A atuação ocorreu após o candidato pedir liminar para obrigar PF a registrá-lo no curso de formação de vigilantes, necessário ao exercício da profissão. Ele alegava que teve o registo negado por ter sido condenado em processos em curso na 1ª Vara Criminal do Paranoá e na 5ª Vara Criminal da Circunscrição Especial Judiciária de Brasília.

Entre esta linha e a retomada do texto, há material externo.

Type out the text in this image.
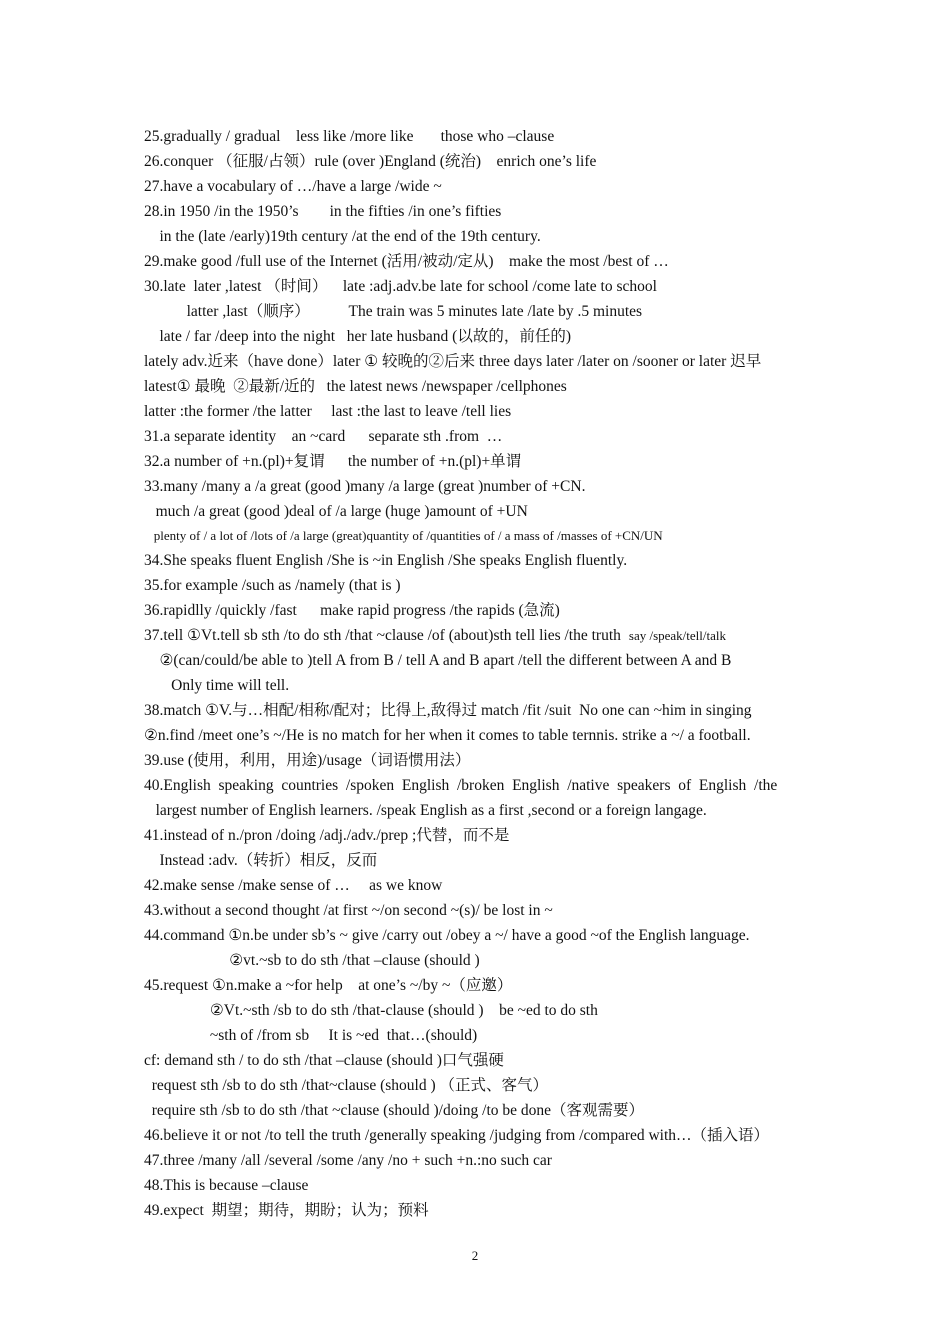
25.gradually / gradual    less like /more like       those who –clause
26.conquer （征服/占领）rule (over )England (统治)    enrich one’s life
27.have a vocabulary of …/have a large /wide ~
28.in 1950 /in the 1950’s        in the fifties /in one’s fifties
in the (late /early)19th century /at the end of the 19th century.
29.make good /full use of the Internet (活用/被动/定从)    make the most /best of …
30.late  later ,latest （时间）    late :adj.adv.be late for school /come late to school
latter ,last（顺序）          The train was 5 minutes late /late by .5 minutes
late / far /deep into the night   her late husband (以故的，前任的)
lately adv.近来（have done）later ① 较晚的②后来 three days later /later on /sooner or later 迟早
latest① 最晚  ②最新/近的   the latest news /newspaper /cellphones
latter :the former /the latter     last :the last to leave /tell lies
31.a separate identity    an ~card      separate sth .from  …
32.a number of +n.(pl)+复谓      the number of +n.(pl)+单谓
33.many /many a /a great (good )many /a large (great )number of +CN.
much /a great (good )deal of /a large (huge )amount of +UN
plenty of / a lot of /lots of /a large (great)quantity of /quantities of / a mass of /masses of +CN/UN
34.She speaks fluent English /She is ~in English /She speaks English fluently.
35.for example /such as /namely (that is )
36.rapidlly /quickly /fast      make rapid progress /the rapids (急流)
37.tell ①Vt.tell sb sth /to do sth /that ~clause /of (about)sth tell lies /the truth say /speak/tell/talk
②(can/could/be able to )tell A from B / tell A and B apart /tell the different between A and B
Only time will tell.
38.match ①V.与…相配/相称/配对；比得上,敌得过 match /fit /suit  No one can ~him in singing
②n.find /meet one’s ~/He is no match for her when it comes to table ternnis. strike a ~/ a football.
39.use (使用，利用，用途)/usage（词语惯用法）
40.English  speaking  countries  /spoken  English  /broken  English  /native  speakers  of  English  /the
largest number of English learners. /speak English as a first ,second or a foreign langage.
41.instead of n./pron /doing /adj./adv./prep ;代替，而不是
Instead :adv.（转折）相反，反而
42.make sense /make sense of …     as we know
43.without a second thought /at first ~/on second ~(s)/ be lost in ~
44.command ①n.be under sb’s ~ give /carry out /obey a ~/ have a good ~of the English language.
②vt.~sb to do sth /that –clause (should )
45.request ①n.make a ~for help    at one’s ~/by ~（应邀）
②Vt.~sth /sb to do sth /that-clause (should )    be ~ed to do sth
~sth of /from sb     It is ~ed  that…(should)
cf: demand sth / to do sth /that –clause (should )口气强硬
request sth /sb to do sth /that~clause (should ) （正式、客气）
require sth /sb to do sth /that ~clause (should )/doing /to be done（客观需要）
46.believe it or not /to tell the truth /generally speaking /judging from /compared with…（插入语）
47.three /many /all /several /some /any /no + such +n.:no such car
48.This is because –clause
49.expect  期望；期待，期盼；认为；预料
2
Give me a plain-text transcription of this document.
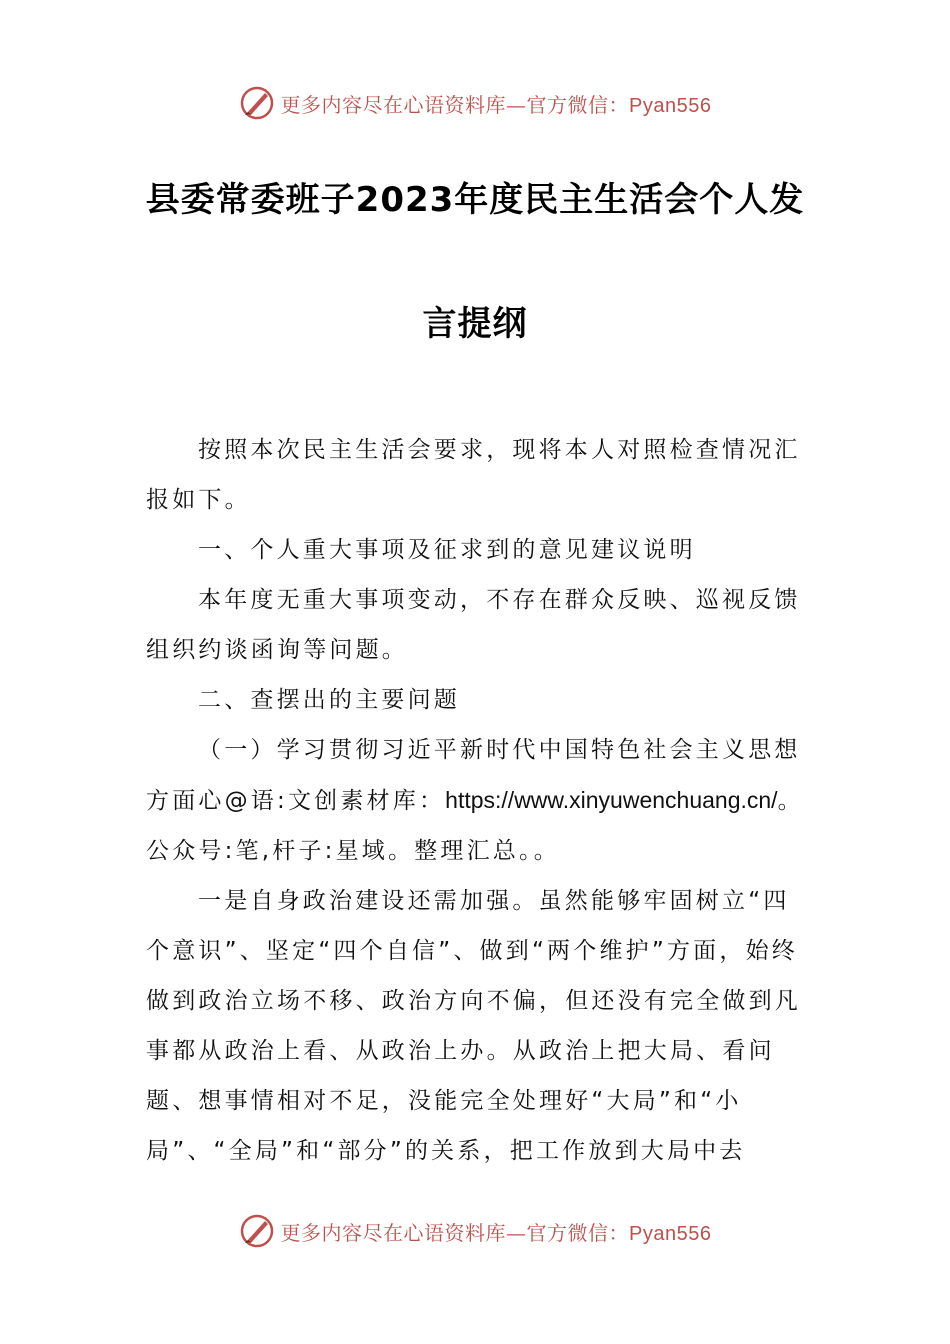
更多内容尽在心语资料库—官方微信：Pyan556
县委常委班子2023年度民主生活会个人发
言提纲

按照本次民主生活会要求，现将本人对照检查情况汇报如下。

一、个人重大事项及征求到的意见建议说明

本年度无重大事项变动，不存在群众反映、巡视反馈组织约谈函询等问题。

二、查摆出的主要问题

（一）学习贯彻习近平新时代中国特色社会主义思想方面心@语:文创素材库：https://www.xinyuwenchuang.cn/。公众号:笔,杆子:星域。整理汇总。。

一是自身政治建设还需加强。虽然能够牢固树立“四个意识”、坚定“四个自信”、做到“两个维护”方面，始终做到政治立场不移、政治方向不偏，但还没有完全做到凡事都从政治上看、从政治上办。从政治上把大局、看问题、想事情相对不足，没能完全处理好“大局”和“小局”、“全局”和“部分”的关系，把工作放到大局中去

更多内容尽在心语资料库—官方微信：Pyan556
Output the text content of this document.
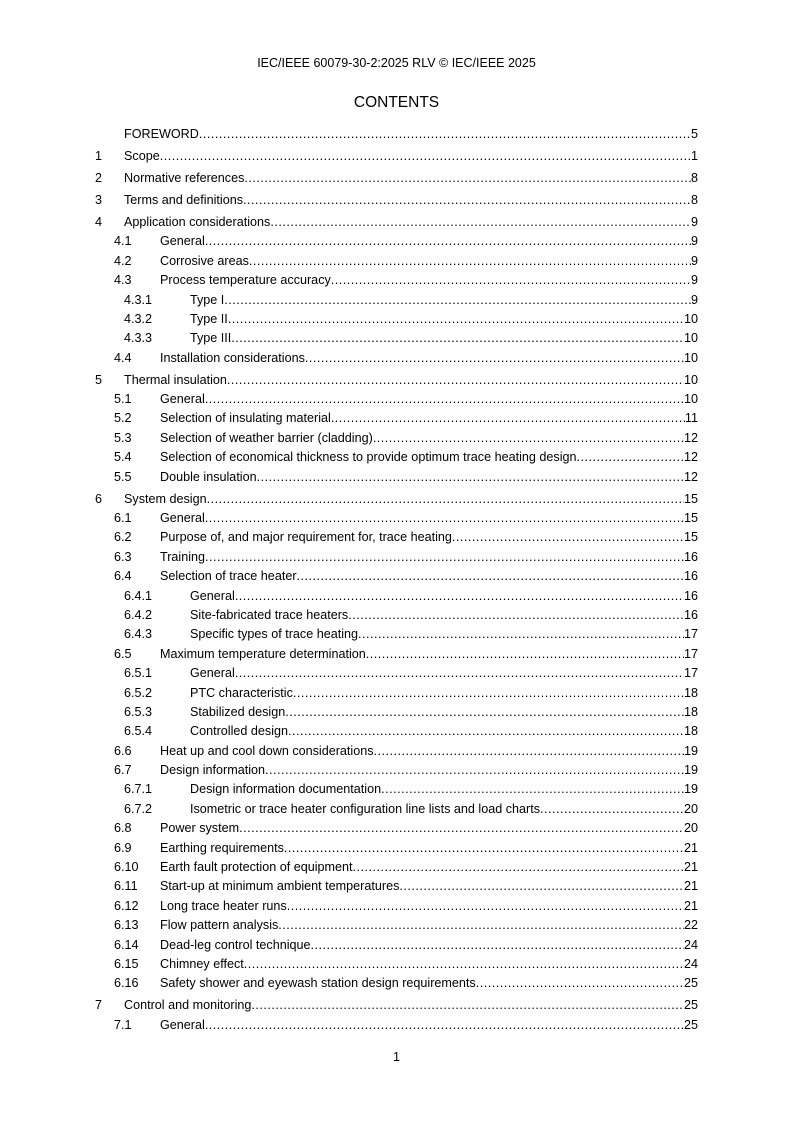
IEC/IEEE 60079-30-2:2025 RLV © IEC/IEEE 2025
CONTENTS
FOREWORD .....	5
1	Scope .....	1
2	Normative references .....	8
3	Terms and definitions .....	8
4	Application considerations .....	9
4.1	General .....	9
4.2	Corrosive areas .....	9
4.3	Process temperature accuracy .....	9
4.3.1	Type I .....	9
4.3.2	Type II .....	10
4.3.3	Type III .....	10
4.4	Installation considerations .....	10
5	Thermal insulation .....	10
5.1	General .....	10
5.2	Selection of insulating material .....	11
5.3	Selection of weather barrier (cladding) .....	12
5.4	Selection of economical thickness to provide optimum trace heating design .....	12
5.5	Double insulation .....	12
6	System design .....	15
6.1	General .....	15
6.2	Purpose of, and major requirement for, trace heating .....	15
6.3	Training .....	16
6.4	Selection of trace heater .....	16
6.4.1	General .....	16
6.4.2	Site-fabricated trace heaters .....	16
6.4.3	Specific types of trace heating .....	17
6.5	Maximum temperature determination .....	17
6.5.1	General .....	17
6.5.2	PTC characteristic .....	18
6.5.3	Stabilized design .....	18
6.5.4	Controlled design .....	18
6.6	Heat up and cool down considerations .....	19
6.7	Design information .....	19
6.7.1	Design information documentation .....	19
6.7.2	Isometric or trace heater configuration line lists and load charts .....	20
6.8	Power system .....	20
6.9	Earthing requirements .....	21
6.10	Earth fault protection of equipment .....	21
6.11	Start-up at minimum ambient temperatures .....	21
6.12	Long trace heater runs .....	21
6.13	Flow pattern analysis .....	22
6.14	Dead-leg control technique .....	24
6.15	Chimney effect .....	24
6.16	Safety shower and eyewash station design requirements .....	25
7	Control and monitoring .....	25
7.1	General .....	25
1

Contudo, a Procuradoria-Regional da União da 1ª Região (PRU1) demonstrou a legalidade da medida adotada pela PF. Os advogados da União ressaltaram que a decisão de primeira instância já havia reconhecido que o inciso VI do artigo 16 da Lei nº 7.102/83 exige que o interessado em exercer a profissão de vigilante não pode ter antecedentes criminais registrados, desde que tenha decorrido de sentença penal condenatória com trânsito em julgado, como no caso.

A PRU1 destacou que, apesar de as penas impostas ao autor da ação terem sido cumpridas, ainda não houve a necessária reabilitação na forma prevista no artigo 94 do Código Penal para eliminar o registro de antecedentes criminais.

De acordo com a Advocacia-Geral, essa condição é imprescindível para a homologação do curso de reciclagem de vigilantes e só pode ser requerida após dois anos da extinção da pena.

O TRF1 acolheu os argumentos da AGU e confirmou a sentença da primeira instância. “Apesar de extinta a punibilidade pelo cumprimento integral das penas impostas ao apelante, não foi comprovado se houve a necessária reabilitação, que é a forma prevista em lei para eliminar o registro de antecedentes criminais – condição imprescindível para a homologação do curso de reciclagem de vigilantes”, assinalaram os magistrados.

Ref.: Processo n° 0022094-73.2011.4.01.3400/DF – TRF1.